L’evento coincide con l’apertura della mostra After – Un percorso di lavoro – Fendi/Karl Lagerfeld 1985, curata da Maria Luisa Frisa. L’esposizione ripropone la storica mostra ospitata dalla Gnamc quarant’anni fa per celebrare i primi vent’anni della collaborazione tra Fendi e Karl Lagerfeld, iniziata nel 1965 e proseguita fino alla scomparsa dello stilista, nel 2019. Un evento che nel 1985 fece discutere perché segnò l’ingresso, per la prima volta, di un marchio di pellicceria in un museo italiano.
Visitabile fino al 25 ottobre, la mostra accompagna il pubblico dietro le quinte del processo creativo della maison, dai bozzetti ai prototipi fino ai capi finiti, con una selezione di pellicce d’archivio presentate in un allestimento scenografico.
«E’ stato naturale sfilare a Roma con la mia prima collezione di alta moda per Fendi – chiarisce nella conferenza stampa di presentazione la direttrice creativa di Fendi -. Roma è la mia città.
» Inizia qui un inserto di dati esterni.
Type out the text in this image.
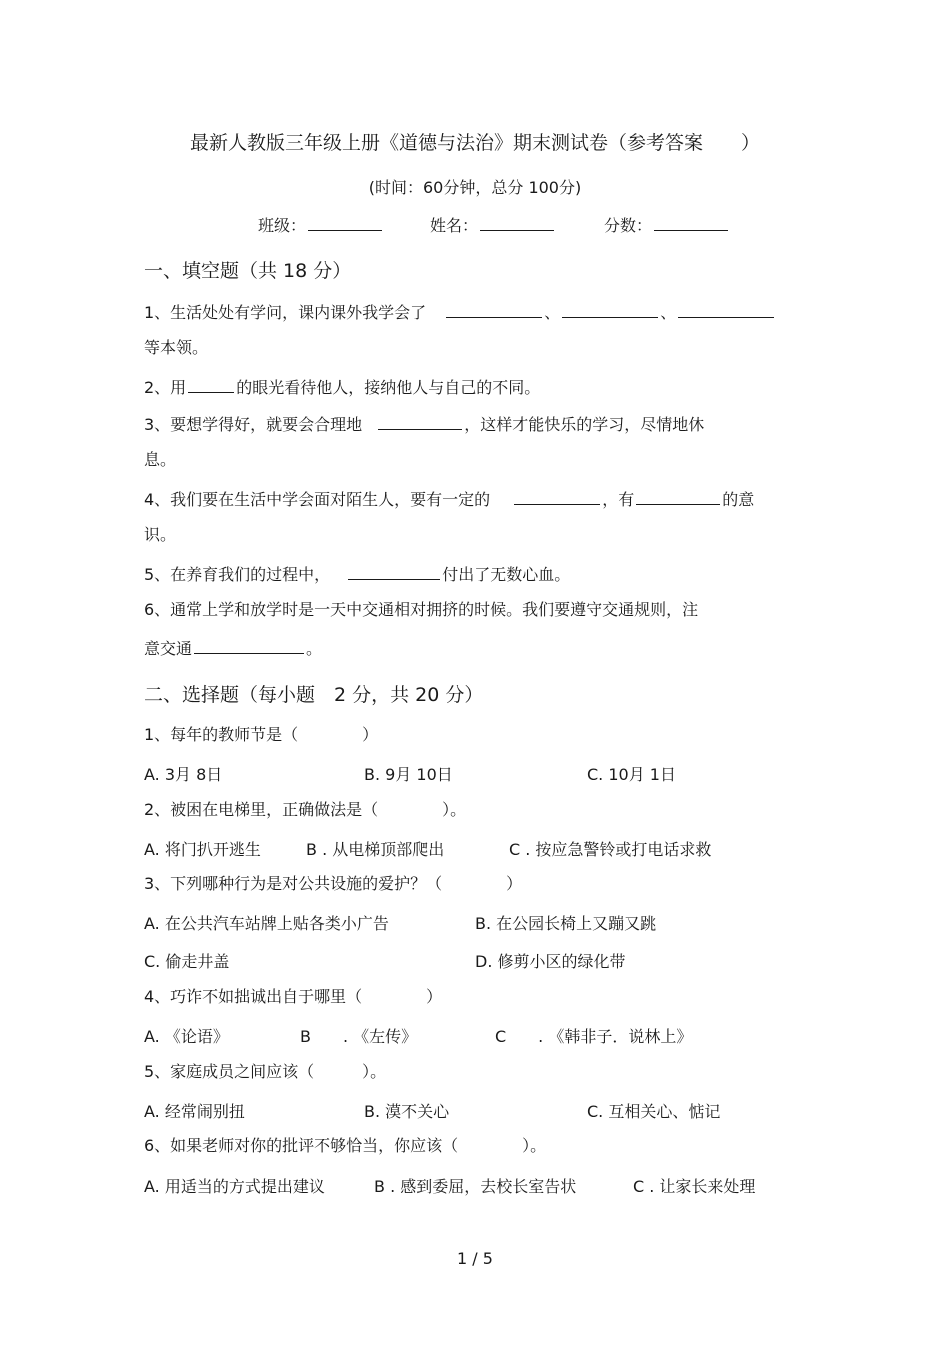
最新人教版三年级上册《道德与法治》期末测试卷（参考答案　　）
(时间：60分钟，总分 100分)
班级：	姓名：	分数：
一、填空题（共 18 分）
1、生活处处有学问，课内课外我学会了	、	、
等本领。
2、用	的眼光看待他人，接纳他人与自己的不同。
3、要想学得好，就要会合理地	，这样才能快乐的学习，尽情地休
息。
4、我们要在生活中学会面对陌生人，要有一定的	，有	的意
识。
5、在养育我们的过程中，	付出了无数心血。
6、通常上学和放学时是一天中交通相对拥挤的时候。我们要遵守交通规则，注
意交通	。
二、选择题（每小题　2 分，共 20 分）
1、每年的教师节是（　　　　）
A. 3月 8日	B. 9月 10日	C. 10月 1日
2、被困在电梯里，正确做法是（　　　　）。
A. 将门扒开逃生	B . 从电梯顶部爬出	C . 按应急警铃或打电话求救
3、下列哪种行为是对公共设施的爱护？（　　　　）
A. 在公共汽车站牌上贴各类小广告	B. 在公园长椅上又蹦又跳
C. 偷走井盖	D. 修剪小区的绿化带
4、巧诈不如拙诚出自于哪里（　　　　）
A. 《论语》	B　　. 《左传》	C　　. 《韩非子．说林上》
5、家庭成员之间应该（　　　）。
A. 经常闹别扭	B. 漠不关心	C. 互相关心、惦记
6、如果老师对你的批评不够恰当，你应该（　　　　）。
A. 用适当的方式提出建议	B . 感到委屈，去校长室告状	C . 让家长来处理
1 / 5
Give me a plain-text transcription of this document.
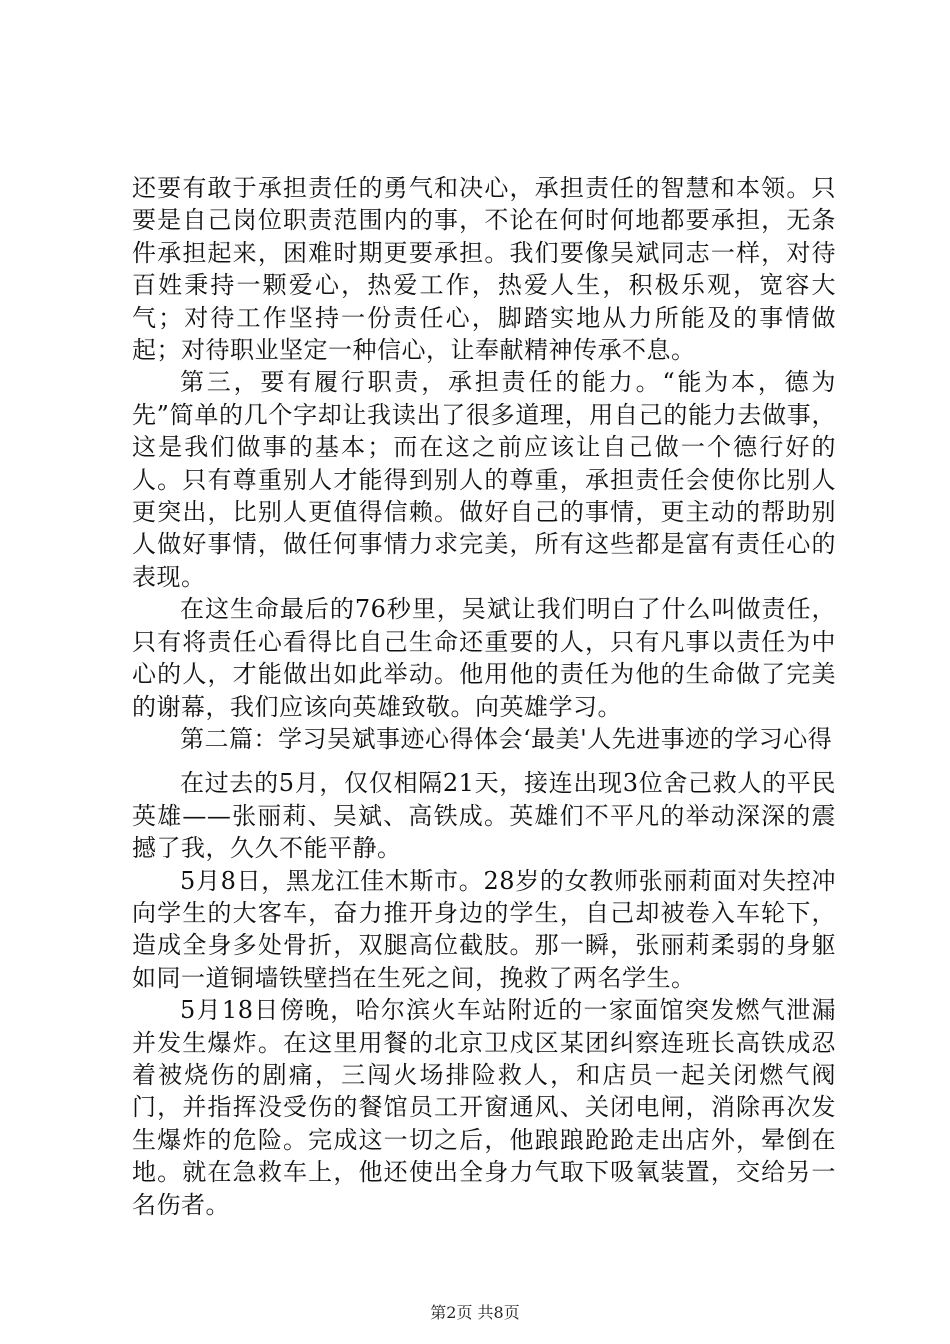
还要有敢于承担责任的勇气和决心，承担责任的智慧和本领。只要是自己岗位职责范围内的事，不论在何时何地都要承担，无条件承担起来，困难时期更要承担。我们要像吴斌同志一样，对待百姓秉持一颗爱心，热爱工作，热爱人生，积极乐观，宽容大气；对待工作坚持一份责任心，脚踏实地从力所能及的事情做起；对待职业坚定一种信心，让奉献精神传承不息。

第三，要有履行职责，承担责任的能力。“能为本，德为先”简单的几个字却让我读出了很多道理，用自己的能力去做事，这是我们做事的基本；而在这之前应该让自己做一个德行好的人。只有尊重别人才能得到别人的尊重，承担责任会使你比别人更突出，比别人更值得信赖。做好自己的事情，更主动的帮助别人做好事情，做任何事情力求完美，所有这些都是富有责任心的表现。

在这生命最后的76秒里，吴斌让我们明白了什么叫做责任，只有将责任心看得比自己生命还重要的人，只有凡事以责任为中心的人，才能做出如此举动。他用他的责任为他的生命做了完美的谢幕，我们应该向英雄致敬。向英雄学习。

第二篇：学习吴斌事迹心得体会‘最美'人先进事迹的学习心得

在过去的5月，仅仅相隔21天，接连出现3位舍己救人的平民英雄——张丽莉、吴斌、高铁成。英雄们不平凡的举动深深的震撼了我，久久不能平静。

5月8日，黑龙江佳木斯市。28岁的女教师张丽莉面对失控冲向学生的大客车，奋力推开身边的学生，自己却被卷入车轮下，造成全身多处骨折，双腿高位截肢。那一瞬，张丽莉柔弱的身躯如同一道铜墙铁壁挡在生死之间，挽救了两名学生。

5月18日傍晚，哈尔滨火车站附近的一家面馆突发燃气泄漏并发生爆炸。在这里用餐的北京卫戍区某团纠察连班长高铁成忍着被烧伤的剧痛，三闯火场排险救人，和店员一起关闭燃气阀门，并指挥没受伤的餐馆员工开窗通风、关闭电闸，消除再次发生爆炸的危险。完成这一切之后，他踉踉跄跄走出店外，晕倒在地。就在急救车上，他还使出全身力气取下吸氧装置，交给另一名伤者。

第2页 共8页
Stando lontana (ha diretto Dior dal 2016 al 2025 ndr) l’ho apprezzata di più. Certo la capitale ha una storia direi ingombrante, ma è qui trovo ispirazione ed è in questa città che ho fatto il mio apprendistato, proprio dalle Sorelle Fendi. Da loro ho imparato tutto, dal lavorare tutte le materie, pellicce, pelli, cachemire, seta, al riutilizzare gli scarti, ma soprattutto a sperimentare con grande libertà. Loro mi spronavano proprio in questo perché erano sempre proiettate nel futuro».
La collezione mette al centro un’idea di femminilità libera, costruita attraverso linee morbide, drappeggi e tessuti leggeri. Tornano elementi iconici della maison, come il kimono reinterpretato per giacche e soprabiti, mentre tulle, pelle e pelliccia dialogano in un equilibrio tra tradizione artigianale e ricerca contemporanea.
Tra le fonti d’ispirazione c’è anche Histoire d’eau, il fashion film realizzato nel 1977 da Jacques De Bascher per la prima collezione prêt-à-porter di Karl Lagerfeld per Fendi, un omaggio alla Roma della fine degli anni Settanta e al suo spirito di libertà.
Sul tema delle pellicce, sempre al centro del dibattito nel mondo della moda, Chiuri ribadisce la linea della maison:
«Noi usiamo solo pellicce di magazzino, capi vecchi, scarti che rendiamo preziosi, leggeri, morbidi, sensuali, con le nostre lavorazioni».
Ad assistere alla sfilata un parterre internazionale di ospiti: Sarah Jessica Parker, Jessica Alba, Monica Bellucci, Valeria Bruni Tedeschi, Luca Marinelli, Victoria Luengo, Rodrigo Sorogoyen, Valeria Golino, Alice Rohrwacher e Pietro Castellitto.
Con questo debutto, Fendi riafferma il legame con Roma e con la propria storia, scegliendo un museo come luogo simbolico per raccontare il dialogo tra alta moda, arte e patrimonio culturale.